NBA draft standards declining

Scene: Huddled in front of my living room TV, watching the 2004 National Basketball Association draft.

The NBA commissioner: “With the first pick in the 2004 NBA draft, the (insert terrible NBA team here) select Tommy Wilson, guard, from Middlebury Junior High School.”

TV announcer: “You know why I like this pick. Upside. The kid has tremendous upside.”

Another announcer: “He dominated the other seventh- graders he faced last season and hasn’t even hit his growth spurt yet.”

First announcer: “What a great pick! He’s got all the intangibles, plus he can read at a ninth-grade level, so you know he’s got the brains.”

Why are you getting this inside glimpse of the 2004 NBA draft? Well, because any moment now, my name will be called.

After seeing the 2003 draft, I figured it was finally time to declare myself eligible. I discussed the possibility with family, friends, mailmen, small children, trash barrels, street signs and other inanimate objects and decided to officially enter my name in the 2004 NBA draft.

Anyone who witnessed the 2003 draft knows anything is possible. Lebron “My mom gave me a Hummer” (By that I mean the SUV) James went No. 1 overall, right out of high school. A record 37 foreign players were drafted. Sixteen of them passed customs and played during the season. An old guy with a prosthetic leg and a lisp went 43rd overall. The Celtics, searching to find someone to replace Vin Baker’s productivity, drafted a coat hanger and a box of hair on consecutive picks.
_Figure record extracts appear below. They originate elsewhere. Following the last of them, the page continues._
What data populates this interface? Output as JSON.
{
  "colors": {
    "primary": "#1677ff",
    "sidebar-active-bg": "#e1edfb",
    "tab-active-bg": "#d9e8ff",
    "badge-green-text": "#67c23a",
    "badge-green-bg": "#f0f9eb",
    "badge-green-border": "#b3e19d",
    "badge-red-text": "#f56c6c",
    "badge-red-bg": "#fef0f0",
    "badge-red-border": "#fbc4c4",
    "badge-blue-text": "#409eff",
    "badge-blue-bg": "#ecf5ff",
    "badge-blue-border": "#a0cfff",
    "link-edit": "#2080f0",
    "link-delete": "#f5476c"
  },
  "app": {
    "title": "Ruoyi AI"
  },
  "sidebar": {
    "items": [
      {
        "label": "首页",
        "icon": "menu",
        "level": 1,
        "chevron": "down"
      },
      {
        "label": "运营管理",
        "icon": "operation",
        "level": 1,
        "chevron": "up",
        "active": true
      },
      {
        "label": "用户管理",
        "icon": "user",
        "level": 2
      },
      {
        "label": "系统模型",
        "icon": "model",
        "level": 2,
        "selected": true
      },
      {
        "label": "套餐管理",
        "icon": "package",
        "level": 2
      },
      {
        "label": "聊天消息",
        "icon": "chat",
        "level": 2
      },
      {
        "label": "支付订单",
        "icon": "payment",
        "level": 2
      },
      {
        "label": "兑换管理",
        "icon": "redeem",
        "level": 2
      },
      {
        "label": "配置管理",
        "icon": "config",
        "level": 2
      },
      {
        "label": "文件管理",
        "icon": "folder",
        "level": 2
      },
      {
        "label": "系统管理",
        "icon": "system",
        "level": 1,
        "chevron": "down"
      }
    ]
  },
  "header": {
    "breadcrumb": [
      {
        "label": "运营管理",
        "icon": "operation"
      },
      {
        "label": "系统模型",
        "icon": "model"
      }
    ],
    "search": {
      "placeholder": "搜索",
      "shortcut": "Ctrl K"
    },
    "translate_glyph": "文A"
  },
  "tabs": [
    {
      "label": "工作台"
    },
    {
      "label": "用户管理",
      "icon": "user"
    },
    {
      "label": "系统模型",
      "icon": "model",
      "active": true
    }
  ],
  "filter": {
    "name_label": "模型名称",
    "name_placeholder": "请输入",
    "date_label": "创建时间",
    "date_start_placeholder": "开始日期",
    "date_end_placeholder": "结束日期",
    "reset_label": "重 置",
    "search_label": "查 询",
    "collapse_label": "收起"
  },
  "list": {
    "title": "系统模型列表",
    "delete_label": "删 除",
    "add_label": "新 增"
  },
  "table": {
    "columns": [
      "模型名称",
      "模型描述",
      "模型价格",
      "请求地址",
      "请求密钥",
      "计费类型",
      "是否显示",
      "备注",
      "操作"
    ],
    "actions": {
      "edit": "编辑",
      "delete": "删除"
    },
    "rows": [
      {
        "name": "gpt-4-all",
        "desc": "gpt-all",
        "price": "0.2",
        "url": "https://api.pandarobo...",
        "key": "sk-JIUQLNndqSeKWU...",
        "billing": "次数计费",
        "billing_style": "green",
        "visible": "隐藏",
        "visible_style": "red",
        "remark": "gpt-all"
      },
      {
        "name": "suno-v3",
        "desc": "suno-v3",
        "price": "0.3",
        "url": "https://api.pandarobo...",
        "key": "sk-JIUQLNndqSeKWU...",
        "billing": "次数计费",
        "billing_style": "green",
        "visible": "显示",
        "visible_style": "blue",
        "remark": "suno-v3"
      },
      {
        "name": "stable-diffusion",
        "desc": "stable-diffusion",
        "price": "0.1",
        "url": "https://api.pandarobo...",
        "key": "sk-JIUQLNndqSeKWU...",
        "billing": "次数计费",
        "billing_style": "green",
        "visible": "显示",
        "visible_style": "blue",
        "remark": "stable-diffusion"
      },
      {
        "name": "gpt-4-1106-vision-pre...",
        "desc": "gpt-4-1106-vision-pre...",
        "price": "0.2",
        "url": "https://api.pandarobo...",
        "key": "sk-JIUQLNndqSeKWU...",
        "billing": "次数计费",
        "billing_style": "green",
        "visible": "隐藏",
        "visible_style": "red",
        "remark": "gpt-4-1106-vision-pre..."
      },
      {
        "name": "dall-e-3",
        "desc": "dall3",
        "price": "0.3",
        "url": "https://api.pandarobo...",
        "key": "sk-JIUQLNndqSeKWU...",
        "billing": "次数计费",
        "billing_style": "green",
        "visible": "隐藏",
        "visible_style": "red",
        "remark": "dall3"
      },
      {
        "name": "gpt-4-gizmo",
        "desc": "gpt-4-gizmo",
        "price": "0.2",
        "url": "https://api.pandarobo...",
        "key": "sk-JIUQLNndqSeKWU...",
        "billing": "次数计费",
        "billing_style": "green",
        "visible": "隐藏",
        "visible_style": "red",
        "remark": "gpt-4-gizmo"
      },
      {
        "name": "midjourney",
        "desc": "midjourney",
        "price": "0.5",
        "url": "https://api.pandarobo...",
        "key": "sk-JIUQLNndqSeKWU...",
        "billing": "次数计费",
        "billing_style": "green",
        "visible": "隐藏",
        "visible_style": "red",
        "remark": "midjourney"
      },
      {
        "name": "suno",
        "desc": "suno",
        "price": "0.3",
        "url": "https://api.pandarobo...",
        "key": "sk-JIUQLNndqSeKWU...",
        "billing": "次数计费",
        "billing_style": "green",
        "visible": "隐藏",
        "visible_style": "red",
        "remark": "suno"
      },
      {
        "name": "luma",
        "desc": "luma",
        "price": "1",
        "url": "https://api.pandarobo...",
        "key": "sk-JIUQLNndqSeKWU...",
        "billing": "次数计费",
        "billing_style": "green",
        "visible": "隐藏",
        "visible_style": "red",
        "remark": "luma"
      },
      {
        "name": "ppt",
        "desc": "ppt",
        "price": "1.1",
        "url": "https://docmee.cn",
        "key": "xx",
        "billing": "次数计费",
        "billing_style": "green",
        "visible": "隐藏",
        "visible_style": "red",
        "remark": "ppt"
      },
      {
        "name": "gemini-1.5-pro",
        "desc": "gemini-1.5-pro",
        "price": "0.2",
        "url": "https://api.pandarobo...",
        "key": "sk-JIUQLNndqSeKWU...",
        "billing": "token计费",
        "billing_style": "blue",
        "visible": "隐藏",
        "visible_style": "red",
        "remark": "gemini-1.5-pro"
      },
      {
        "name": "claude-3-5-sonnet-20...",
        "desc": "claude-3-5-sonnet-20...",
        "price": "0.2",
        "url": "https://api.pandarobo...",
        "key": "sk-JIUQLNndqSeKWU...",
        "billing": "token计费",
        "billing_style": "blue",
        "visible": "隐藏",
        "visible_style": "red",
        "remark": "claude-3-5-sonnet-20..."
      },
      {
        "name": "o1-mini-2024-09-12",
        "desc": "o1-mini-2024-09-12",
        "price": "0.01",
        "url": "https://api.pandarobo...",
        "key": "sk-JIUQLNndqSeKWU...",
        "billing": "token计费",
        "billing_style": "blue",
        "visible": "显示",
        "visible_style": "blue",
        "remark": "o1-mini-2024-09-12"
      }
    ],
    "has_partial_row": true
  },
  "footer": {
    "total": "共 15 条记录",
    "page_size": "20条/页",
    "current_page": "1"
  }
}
That’s why this year’s draft is my chance. I got upside. I got upside coming out my ear. My next-door neighbor got drafted last year. Once she got off maternity leave, she dropped 14 points per game for the Suns. I used to beat her one-on-one in the driveway all the time (before she was pregnant, wise guy). Oh yeah, I got upside.

Looking at the teams in the league, I did not see one 5-foot-9-inch, white guy with bum knees who is built like the 73-year-old man who feeds ducks at the local pond. OK, maybe Steve Kerr is the exception, but there are still 28 other teams that could use me.

Now’s my chance. I trained hard all year. OK, I didn’t, but I watched a lot of games. All right, I didn’t do that either, but I did catch some NBA action while flipping between “The Osbournes” and “Joe Millionaire” (could you believe that last episode?).

Wait … hold on … the commisioner is coming up to the podium. This could be my big chance.

The commissioner: “And, with the second pick in the 2004 NBA Draft. The (insert awful team here) select . . . Prakash Heptulla, forward, from Kerala, India.”

Well, whatever. With my upside, baby, there’s always next year.